A “Strait-Plus” Approach?

As the matter of legal status and sovereign limits is provided in UNCLOS, there is some purchase to a management approach that includes relevant players such as flag states, non-state actors such as stakeholders and the shipping industry in agreeing mechanisms towards effective and safe transit passage. This approach lends itself to better co-operation and can move with the times to address emerging issues in the realm of maritime security and the protection and preservation of the marine environment. 

This approach was applied to the strategically important straits of Malacca and Singapore where a quarter of the world’s commerce and half the world’s oil traverse.[5] The littoral states bordering the straits (Indonesia, Malaysia and Singapore) agreed a Cooperative Mechanism in accordance with Article 43 of UNCLOS to cooperate in the “establishment and maintenance of necessary navigational and safety aids and for the prevention, reduction and control of pollution from ships.”[6]

Debate over transit passage rights is for naught when traversing a strait is unsafe or detrimental to the marine environment.

Finally, it is possible to seek meaning and grounding yet be open to interaction and debate. Here, the progressive development of the law of the sea could evolve beyond definitions. The challenge becomes establishing and incorporating into future agreements the sharing of the financial burden of management between relevant states and non-state actors towards safe and beneficial transit. 


[1] Corfu Channel Case, (United Kingdom/ Albania) Judgement, I.C.J. Reports 1949.p. 4. Indeed, the Court held that passage of warships in peace time is not subject to prior authorisation.

[2] Article 19(2) of UNCLOS. 

[3] https://treaties.un.org/doc/Publication/UNTS/LON/Volume%20173/v173.pdf  No. 4015. The official text in French notes likewise “…compris sous la denomination générale de < Détriots >…”

[4] See the International Hydrographic Organisation (IHO) Draft 4th Edition of the Limits of Oceans and Seas. https://www.iho.int/mtg_docs/com_wg/S-23WG/S-23WG_Misc/Draft_2002/Draft_2002.htm. The author cites this working copy document because the previous edition does not specifically define the limits of the Torres strait.  See further:

·       Stuart B Kaye. (1997). “The Torres Strait”. In International Straits of the World, Dordrecht: Martinus Nijhoff.  

·       K.W. Ryan & M.W.D. White (1981) “The Torres Strait Treaty,” Australian Yearbook of International Law, 7:87 et al. 

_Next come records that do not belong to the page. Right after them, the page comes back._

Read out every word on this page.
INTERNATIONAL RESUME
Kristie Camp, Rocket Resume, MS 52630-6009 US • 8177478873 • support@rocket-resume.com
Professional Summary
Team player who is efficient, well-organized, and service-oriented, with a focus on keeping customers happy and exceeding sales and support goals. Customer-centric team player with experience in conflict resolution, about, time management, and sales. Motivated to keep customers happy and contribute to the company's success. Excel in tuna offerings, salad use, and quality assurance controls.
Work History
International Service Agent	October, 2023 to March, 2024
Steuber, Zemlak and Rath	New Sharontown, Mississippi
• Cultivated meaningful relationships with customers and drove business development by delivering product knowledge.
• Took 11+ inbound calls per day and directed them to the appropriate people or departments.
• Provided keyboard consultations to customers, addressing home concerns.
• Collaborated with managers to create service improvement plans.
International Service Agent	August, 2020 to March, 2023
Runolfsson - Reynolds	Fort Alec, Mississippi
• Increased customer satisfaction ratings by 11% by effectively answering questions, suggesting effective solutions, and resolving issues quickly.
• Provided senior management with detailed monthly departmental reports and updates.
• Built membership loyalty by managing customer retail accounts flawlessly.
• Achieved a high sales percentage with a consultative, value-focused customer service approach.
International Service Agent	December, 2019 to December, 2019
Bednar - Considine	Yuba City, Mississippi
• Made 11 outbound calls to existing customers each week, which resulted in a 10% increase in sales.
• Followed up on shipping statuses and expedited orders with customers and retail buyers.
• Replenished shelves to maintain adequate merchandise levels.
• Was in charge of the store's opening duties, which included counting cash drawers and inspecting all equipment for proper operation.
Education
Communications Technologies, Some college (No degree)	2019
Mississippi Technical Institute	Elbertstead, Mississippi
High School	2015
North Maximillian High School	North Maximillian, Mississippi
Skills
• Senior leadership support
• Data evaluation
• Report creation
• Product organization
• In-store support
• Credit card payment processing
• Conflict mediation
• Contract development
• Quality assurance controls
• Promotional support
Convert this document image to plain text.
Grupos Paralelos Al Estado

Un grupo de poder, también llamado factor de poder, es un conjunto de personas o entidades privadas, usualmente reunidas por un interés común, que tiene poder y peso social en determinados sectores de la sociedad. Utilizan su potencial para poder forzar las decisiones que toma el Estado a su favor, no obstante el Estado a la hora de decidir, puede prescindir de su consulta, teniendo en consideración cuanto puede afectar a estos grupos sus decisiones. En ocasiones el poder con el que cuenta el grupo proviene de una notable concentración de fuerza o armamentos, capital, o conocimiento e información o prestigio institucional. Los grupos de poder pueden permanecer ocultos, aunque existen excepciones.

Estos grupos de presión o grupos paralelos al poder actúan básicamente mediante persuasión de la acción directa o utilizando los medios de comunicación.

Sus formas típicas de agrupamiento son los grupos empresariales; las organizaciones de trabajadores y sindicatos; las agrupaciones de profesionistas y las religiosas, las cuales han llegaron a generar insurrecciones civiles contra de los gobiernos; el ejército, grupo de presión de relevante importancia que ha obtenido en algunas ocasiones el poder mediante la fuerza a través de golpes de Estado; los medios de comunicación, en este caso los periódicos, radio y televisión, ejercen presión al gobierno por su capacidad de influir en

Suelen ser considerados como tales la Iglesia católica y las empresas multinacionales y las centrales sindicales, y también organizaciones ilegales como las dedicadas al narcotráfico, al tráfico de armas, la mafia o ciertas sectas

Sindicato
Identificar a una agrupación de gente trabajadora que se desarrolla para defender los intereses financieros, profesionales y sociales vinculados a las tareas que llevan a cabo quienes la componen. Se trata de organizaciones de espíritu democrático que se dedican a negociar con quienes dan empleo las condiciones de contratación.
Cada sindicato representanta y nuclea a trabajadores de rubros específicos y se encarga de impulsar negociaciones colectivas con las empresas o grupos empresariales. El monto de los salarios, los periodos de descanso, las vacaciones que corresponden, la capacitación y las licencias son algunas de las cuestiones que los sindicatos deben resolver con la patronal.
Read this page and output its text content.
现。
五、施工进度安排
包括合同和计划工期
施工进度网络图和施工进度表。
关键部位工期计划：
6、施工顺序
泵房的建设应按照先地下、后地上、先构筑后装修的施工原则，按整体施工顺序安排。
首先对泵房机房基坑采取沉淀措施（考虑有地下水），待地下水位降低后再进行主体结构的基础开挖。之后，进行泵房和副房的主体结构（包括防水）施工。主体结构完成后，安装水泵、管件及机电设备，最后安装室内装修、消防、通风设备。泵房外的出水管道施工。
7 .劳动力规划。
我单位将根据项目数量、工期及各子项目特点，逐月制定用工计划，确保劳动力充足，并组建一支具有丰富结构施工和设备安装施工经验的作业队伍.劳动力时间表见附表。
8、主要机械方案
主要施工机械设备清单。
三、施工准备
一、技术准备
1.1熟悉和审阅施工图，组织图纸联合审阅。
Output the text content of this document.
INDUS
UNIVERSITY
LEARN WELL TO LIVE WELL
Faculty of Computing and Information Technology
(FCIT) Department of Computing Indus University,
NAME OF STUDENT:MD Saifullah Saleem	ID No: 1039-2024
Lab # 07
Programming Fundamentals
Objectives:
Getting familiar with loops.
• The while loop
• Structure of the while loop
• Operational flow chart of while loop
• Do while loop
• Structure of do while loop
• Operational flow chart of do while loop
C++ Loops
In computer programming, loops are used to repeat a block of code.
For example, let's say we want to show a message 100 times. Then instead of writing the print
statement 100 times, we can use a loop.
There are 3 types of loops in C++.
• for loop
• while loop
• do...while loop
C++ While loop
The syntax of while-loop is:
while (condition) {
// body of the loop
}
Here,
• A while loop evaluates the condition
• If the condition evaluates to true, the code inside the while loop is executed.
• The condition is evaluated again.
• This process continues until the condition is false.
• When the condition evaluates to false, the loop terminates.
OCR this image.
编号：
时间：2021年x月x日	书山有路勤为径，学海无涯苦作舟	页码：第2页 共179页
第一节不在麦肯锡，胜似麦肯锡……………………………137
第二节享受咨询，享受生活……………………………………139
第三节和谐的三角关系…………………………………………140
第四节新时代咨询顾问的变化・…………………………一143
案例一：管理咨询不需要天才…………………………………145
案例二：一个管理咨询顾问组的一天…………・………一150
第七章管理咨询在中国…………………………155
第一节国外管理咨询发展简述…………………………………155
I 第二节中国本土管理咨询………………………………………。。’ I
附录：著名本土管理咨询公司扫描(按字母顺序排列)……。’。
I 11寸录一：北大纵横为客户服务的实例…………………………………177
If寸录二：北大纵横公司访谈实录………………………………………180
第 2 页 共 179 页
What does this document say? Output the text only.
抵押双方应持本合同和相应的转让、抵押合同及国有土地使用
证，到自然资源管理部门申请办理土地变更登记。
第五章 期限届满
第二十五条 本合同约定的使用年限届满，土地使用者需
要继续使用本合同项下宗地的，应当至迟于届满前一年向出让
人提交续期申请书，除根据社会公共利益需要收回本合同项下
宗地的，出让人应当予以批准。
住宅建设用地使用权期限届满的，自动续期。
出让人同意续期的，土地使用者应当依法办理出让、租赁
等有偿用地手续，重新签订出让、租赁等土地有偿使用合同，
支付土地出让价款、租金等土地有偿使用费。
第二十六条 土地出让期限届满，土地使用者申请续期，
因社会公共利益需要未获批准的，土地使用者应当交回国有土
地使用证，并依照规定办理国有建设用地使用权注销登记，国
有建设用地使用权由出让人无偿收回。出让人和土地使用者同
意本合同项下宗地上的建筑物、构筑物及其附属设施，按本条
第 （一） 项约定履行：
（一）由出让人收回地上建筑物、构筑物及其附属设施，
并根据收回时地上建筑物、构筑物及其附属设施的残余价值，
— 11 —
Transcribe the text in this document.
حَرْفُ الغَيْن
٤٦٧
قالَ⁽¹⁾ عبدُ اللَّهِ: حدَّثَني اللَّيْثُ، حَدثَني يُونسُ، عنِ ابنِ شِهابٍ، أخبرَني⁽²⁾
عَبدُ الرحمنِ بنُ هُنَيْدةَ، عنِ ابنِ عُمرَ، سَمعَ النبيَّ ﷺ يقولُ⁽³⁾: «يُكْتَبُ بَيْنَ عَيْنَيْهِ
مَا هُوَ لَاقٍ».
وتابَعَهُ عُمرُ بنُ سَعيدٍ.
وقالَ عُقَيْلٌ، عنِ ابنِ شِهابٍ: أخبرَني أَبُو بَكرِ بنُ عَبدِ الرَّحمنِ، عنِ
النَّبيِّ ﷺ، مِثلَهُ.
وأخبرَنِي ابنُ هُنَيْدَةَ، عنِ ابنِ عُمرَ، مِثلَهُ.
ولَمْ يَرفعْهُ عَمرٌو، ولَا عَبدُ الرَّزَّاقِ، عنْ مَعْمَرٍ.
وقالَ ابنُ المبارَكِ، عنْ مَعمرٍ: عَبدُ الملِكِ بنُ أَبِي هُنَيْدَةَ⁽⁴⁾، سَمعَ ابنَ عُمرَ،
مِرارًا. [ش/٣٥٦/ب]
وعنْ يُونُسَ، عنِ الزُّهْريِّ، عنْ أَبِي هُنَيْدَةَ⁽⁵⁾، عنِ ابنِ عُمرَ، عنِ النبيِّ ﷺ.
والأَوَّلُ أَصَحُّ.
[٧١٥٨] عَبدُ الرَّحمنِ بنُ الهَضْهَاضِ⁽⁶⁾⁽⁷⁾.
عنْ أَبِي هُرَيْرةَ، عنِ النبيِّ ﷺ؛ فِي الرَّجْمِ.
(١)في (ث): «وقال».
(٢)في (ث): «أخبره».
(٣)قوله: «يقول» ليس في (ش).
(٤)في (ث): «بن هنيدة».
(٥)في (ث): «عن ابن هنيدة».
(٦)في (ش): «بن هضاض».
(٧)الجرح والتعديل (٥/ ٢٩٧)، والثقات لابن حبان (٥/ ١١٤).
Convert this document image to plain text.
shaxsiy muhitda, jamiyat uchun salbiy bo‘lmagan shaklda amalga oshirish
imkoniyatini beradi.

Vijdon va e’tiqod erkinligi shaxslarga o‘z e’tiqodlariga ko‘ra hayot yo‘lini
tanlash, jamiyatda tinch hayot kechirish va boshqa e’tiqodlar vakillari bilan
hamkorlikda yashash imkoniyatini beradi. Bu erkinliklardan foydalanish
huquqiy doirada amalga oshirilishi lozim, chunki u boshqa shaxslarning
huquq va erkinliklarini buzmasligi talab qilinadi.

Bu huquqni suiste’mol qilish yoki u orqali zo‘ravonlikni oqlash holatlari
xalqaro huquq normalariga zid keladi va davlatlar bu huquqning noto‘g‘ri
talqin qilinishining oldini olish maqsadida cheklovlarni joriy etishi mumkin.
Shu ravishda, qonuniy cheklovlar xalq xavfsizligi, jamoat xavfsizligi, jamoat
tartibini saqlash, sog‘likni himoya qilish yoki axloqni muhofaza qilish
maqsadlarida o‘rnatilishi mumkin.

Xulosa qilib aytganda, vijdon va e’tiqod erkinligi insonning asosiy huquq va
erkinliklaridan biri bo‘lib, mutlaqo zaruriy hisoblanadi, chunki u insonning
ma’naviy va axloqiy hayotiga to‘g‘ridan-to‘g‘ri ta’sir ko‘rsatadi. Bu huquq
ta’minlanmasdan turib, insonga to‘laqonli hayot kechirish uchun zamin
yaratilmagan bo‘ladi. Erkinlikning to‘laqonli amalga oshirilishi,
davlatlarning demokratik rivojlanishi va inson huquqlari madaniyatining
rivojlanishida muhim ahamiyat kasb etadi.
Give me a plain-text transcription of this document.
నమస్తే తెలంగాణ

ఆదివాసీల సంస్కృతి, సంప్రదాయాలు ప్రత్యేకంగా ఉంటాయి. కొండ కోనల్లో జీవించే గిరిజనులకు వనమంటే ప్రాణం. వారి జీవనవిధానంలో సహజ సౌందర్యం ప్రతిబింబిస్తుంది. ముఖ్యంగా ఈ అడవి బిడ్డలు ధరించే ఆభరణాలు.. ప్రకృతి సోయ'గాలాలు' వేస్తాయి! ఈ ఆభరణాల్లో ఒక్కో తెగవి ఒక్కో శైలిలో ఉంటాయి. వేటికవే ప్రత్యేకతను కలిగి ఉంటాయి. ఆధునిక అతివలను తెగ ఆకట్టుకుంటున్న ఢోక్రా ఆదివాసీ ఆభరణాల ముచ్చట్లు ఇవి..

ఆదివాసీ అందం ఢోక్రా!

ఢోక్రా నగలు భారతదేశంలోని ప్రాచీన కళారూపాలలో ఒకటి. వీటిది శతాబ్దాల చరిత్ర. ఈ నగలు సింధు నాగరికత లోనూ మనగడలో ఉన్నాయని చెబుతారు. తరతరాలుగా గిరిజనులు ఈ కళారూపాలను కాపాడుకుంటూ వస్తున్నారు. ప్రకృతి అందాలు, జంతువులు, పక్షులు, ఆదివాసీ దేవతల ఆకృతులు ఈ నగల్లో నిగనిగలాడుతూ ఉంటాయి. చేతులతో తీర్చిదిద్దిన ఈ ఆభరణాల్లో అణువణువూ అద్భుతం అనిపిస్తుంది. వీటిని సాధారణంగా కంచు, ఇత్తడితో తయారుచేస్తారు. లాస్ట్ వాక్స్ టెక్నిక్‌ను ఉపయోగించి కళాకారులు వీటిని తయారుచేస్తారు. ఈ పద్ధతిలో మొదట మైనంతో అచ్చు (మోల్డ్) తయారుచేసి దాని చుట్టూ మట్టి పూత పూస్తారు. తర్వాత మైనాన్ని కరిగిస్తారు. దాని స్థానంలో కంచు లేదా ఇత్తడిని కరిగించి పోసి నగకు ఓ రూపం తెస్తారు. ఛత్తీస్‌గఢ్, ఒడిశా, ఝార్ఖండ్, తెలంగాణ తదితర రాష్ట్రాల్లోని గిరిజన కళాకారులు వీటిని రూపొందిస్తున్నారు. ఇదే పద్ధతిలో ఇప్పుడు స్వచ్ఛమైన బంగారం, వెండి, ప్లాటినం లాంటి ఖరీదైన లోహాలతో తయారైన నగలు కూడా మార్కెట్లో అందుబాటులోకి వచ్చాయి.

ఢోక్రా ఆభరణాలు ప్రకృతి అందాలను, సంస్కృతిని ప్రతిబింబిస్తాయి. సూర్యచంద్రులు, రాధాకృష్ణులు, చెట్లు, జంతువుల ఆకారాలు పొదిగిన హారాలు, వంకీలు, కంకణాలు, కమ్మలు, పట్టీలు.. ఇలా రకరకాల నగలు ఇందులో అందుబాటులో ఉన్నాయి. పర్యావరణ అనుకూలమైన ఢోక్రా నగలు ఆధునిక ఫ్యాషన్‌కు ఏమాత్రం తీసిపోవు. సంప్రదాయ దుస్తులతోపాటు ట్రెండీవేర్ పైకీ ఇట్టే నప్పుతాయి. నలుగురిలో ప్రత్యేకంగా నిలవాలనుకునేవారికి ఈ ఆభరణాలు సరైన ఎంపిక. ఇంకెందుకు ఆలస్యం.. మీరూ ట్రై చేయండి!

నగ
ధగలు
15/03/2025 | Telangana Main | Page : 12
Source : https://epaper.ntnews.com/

[5] UNCTAD Part II: An Overview of the International Legal Framework and of Multilateral Cooperation to Combat Piracy. Studies in Transport Law and Policy – 2014 No. 2 https://unctad.org/en/PublicationsLibrary/dtltlb2013d3_en.pdf

[6] See further:

Ho, Joshua H. (2009) 'Enhancing Safety, Security, and Environmental Protection of the Straits of Malacca and Singapore: The Cooperative Mechanism’, Ocean Development & International Law,40:2,233 — 247. 

Beckman, R., & Sun, Z. (2017). "The Cooperative Mechanism for the Straits of Malacca and Singapore". In The Cooperative Mechanism for the Straits of Malacca and Singapore. Leiden, The Netherlands: Martinus Nijhoff.